How is it that the only time the people in this nation come together, it's always over a tragedy like this? We can't connect to one another without killing one another first.

That is sick.

What's also is sick is that gun lovers are saying that if more teachers at Sandy Hook Elementary were armed, they could have prevented this. That was a sick statement when a gunman shot up Virginia Tech, and a sick statement when someone shot up a movie theater. We hope the shameful absurdity of suggesting that kindergarten teachers should walk around armed - in a school that had state-of-the-art security measures in place - may finally, finally dismantle that ridiculous idea once and for all.

What's also sick is the fact that Second Amendment cultists suggest that banning the kind of semi-automatic gun that allowed Lanza to spray multiple rounds into the bodies of babies is a governmental overreach. The ban on assault weapons lapsed eight years ago and was never renewed.

Also sick: The fact that the gun lobby continues to throw dollars at willing and complacent elected officials - let's call them what they are, congressional whores - who close their eyes and let this happen month after month, year after year.

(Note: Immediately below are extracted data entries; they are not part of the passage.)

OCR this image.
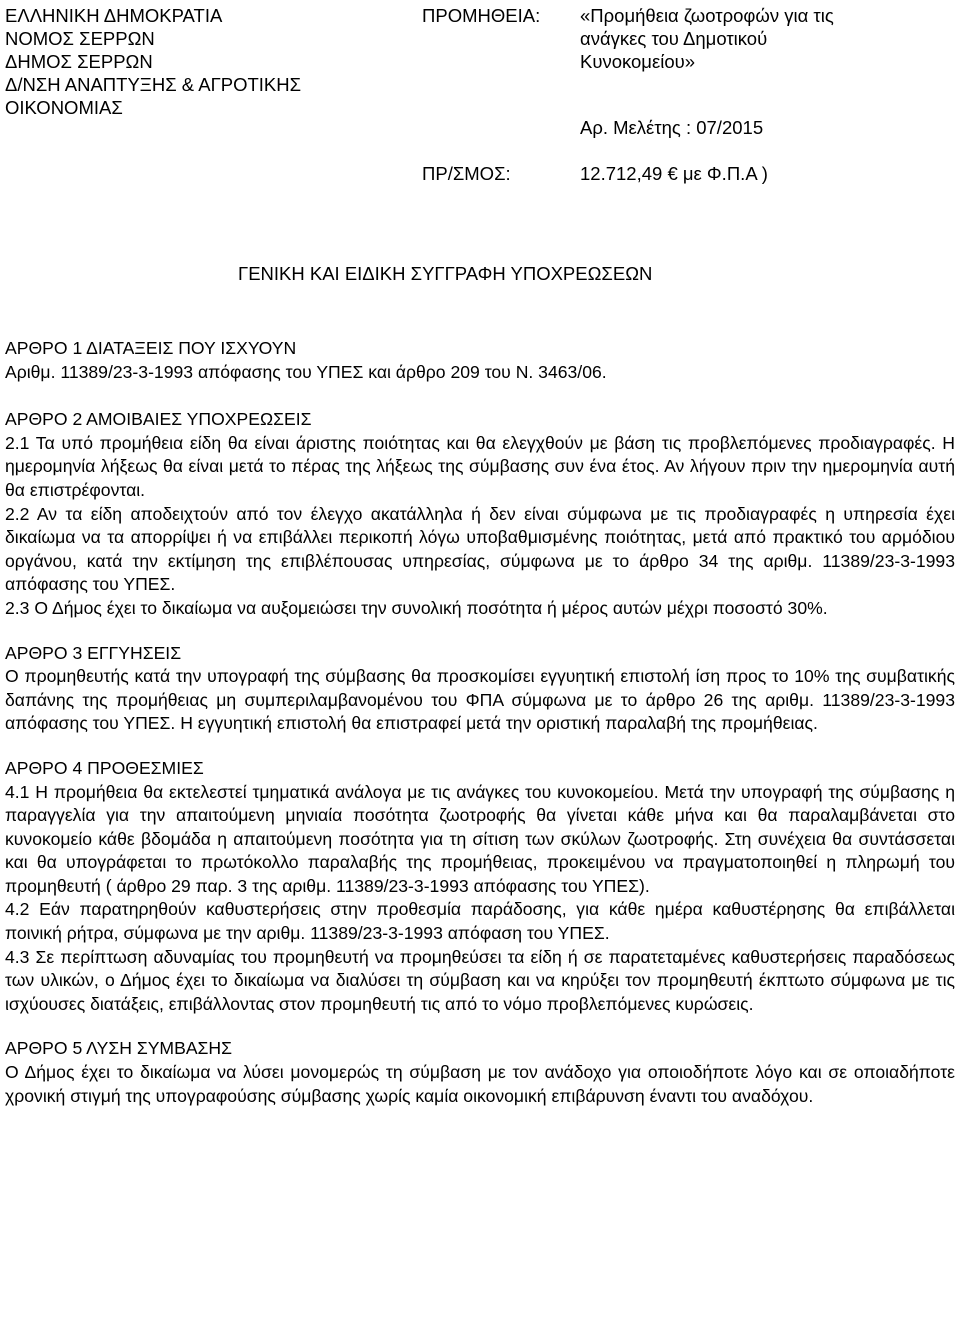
ΕΛΛΗΝΙΚΗ ΔΗΜΟΚΡΑΤΙΑ
ΝΟΜΟΣ ΣΕΡΡΩΝ
ΔΗΜΟΣ ΣΕΡΡΩΝ
Δ/ΝΣΗ ΑΝΑΠΤΥΞΗΣ & ΑΓΡΟΤΙΚΗΣ
ΟΙΚΟΝΟΜΙΑΣ
ΠΡΟΜΗΘΕΙΑ: «Προμήθεια ζωοτροφών για τις
ανάγκες του Δημοτικού
Κυνοκομείου»
Αρ. Μελέτης : 07/2015
ΠΡ/ΣΜΟΣ:	12.712,49 € με Φ.Π.Α )
ΓΕΝΙΚΗ ΚΑΙ ΕΙΔΙΚΗ ΣΥΓΓΡΑΦΗ ΥΠΟΧΡΕΩΣΕΩΝ
ΑΡΘΡΟ 1 ΔΙΑΤΑΞΕΙΣ ΠΟΥ ΙΣΧΥΟΥΝ
Αριθμ. 11389/23-3-1993 απόφασης του ΥΠΕΣ και άρθρο 209 του Ν. 3463/06.
ΑΡΘΡΟ 2 ΑΜΟΙΒΑΙΕΣ ΥΠΟΧΡΕΩΣΕΙΣ
2.1 Τα υπό προμήθεια είδη θα είναι άριστης ποιότητας και θα ελεγχθούν με βάση τις προβλεπόμενες προδιαγραφές. Η ημερομηνία λήξεως θα είναι μετά το πέρας της λήξεως της σύμβασης συν ένα έτος. Αν λήγουν πριν την ημερομηνία αυτή θα επιστρέφονται.
2.2 Αν τα είδη αποδειχτούν από τον έλεγχο ακατάλληλα ή δεν είναι σύμφωνα με τις προδιαγραφές η υπηρεσία έχει δικαίωμα να τα απορρίψει ή να επιβάλλει περικοπή λόγω υποβαθμισμένης ποιότητας, μετά από πρακτικό του αρμόδιου οργάνου, κατά την εκτίμηση της επιβλέπουσας υπηρεσίας, σύμφωνα με το άρθρο 34 της αριθμ. 11389/23-3-1993 απόφασης του ΥΠΕΣ.
2.3 Ο Δήμος έχει το δικαίωμα να αυξομειώσει την συνολική ποσότητα ή μέρος αυτών μέχρι ποσοστό 30%.
ΑΡΘΡΟ 3 ΕΓΓΥΗΣΕΙΣ
Ο προμηθευτής κατά την υπογραφή της σύμβασης θα προσκομίσει εγγυητική επιστολή ίση προς το 10% της συμβατικής δαπάνης της προμήθειας μη συμπεριλαμβανομένου του ΦΠΑ σύμφωνα με το άρθρο 26 της αριθμ. 11389/23-3-1993 απόφασης του ΥΠΕΣ. Η εγγυητική επιστολή θα επιστραφεί μετά την οριστική παραλαβή της προμήθειας.
ΑΡΘΡΟ 4 ΠΡΟΘΕΣΜΙΕΣ
4.1 Η προμήθεια θα εκτελεστεί τμηματικά ανάλογα με τις ανάγκες του κυνοκομείου. Μετά την υπογραφή της σύμβασης η παραγγελία για την απαιτούμενη μηνιαία ποσότητα ζωοτροφής θα γίνεται κάθε μήνα και θα παραλαμβάνεται στο κυνοκομείο κάθε βδομάδα η απαιτούμενη ποσότητα για τη σίτιση των σκύλων ζωοτροφής. Στη συνέχεια θα συντάσσεται και θα υπογράφεται το πρωτόκολλο παραλαβής της προμήθειας, προκειμένου να πραγματοποιηθεί η πληρωμή του προμηθευτή ( άρθρο 29 παρ. 3 της αριθμ. 11389/23-3-1993 απόφασης του ΥΠΕΣ).
4.2 Εάν παρατηρηθούν καθυστερήσεις στην προθεσμία παράδοσης, για κάθε ημέρα καθυστέρησης θα επιβάλλεται ποινική ρήτρα, σύμφωνα με την αριθμ. 11389/23-3-1993 απόφαση του ΥΠΕΣ.
4.3 Σε περίπτωση αδυναμίας του προμηθευτή να προμηθεύσει τα είδη ή σε παρατεταμένες καθυστερήσεις παραδόσεως των υλικών, ο Δήμος έχει το δικαίωμα να διαλύσει τη σύμβαση και να κηρύξει τον προμηθευτή έκπτωτο σύμφωνα με τις ισχύουσες διατάξεις, επιβάλλοντας στον προμηθευτή τις από το νόμο προβλεπόμενες κυρώσεις.
ΑΡΘΡΟ 5 ΛΥΣΗ ΣΥΜΒΑΣΗΣ
Ο Δήμος έχει το δικαίωμα να λύσει μονομερώς τη σύμβαση με τον ανάδοχο για οποιοδήποτε λόγο και σε οποιαδήποτε χρονική στιγμή της υπογραφούσης σύμβασης χωρίς καμία οικονομική επιβάρυνση έναντι του αναδόχου.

The sickness is not just in mass killings like Connecticut's, but in our city, with hundreds killed each year with guns - legal and illegal. Although whether guns are legal and illegal is beside the point: both kinds belong to the culture of guns, the culture of killing. We need to face up to the fact that we love killing one another, and maybe we shouldn't be allowed to own so many guns. Maybe that's the conversation to have instead of "reasonable controls" and "a national debate."

And while we're at it, let's try this on for size: Those who demand unlimited access to weapons - and bark at anyone suggesting restrictions on the number of guns they can buy - are not defending the Constitution, or freedom or integrity. They're defending their own disease. A disease that makes them freak out if they can't buy more than one gun a month.

Let's start calling them on their bullshit.

It's time for angry voices to penetrate the fog around Washington, including the White House, that the culture of guns is sick. And it's time to use the same weapons the gun lobby does: big, generous checks, to lawmakers and gun-control organizations. Let's come together over another idea: that we are not a nation that allows 20 children to be slaughtered.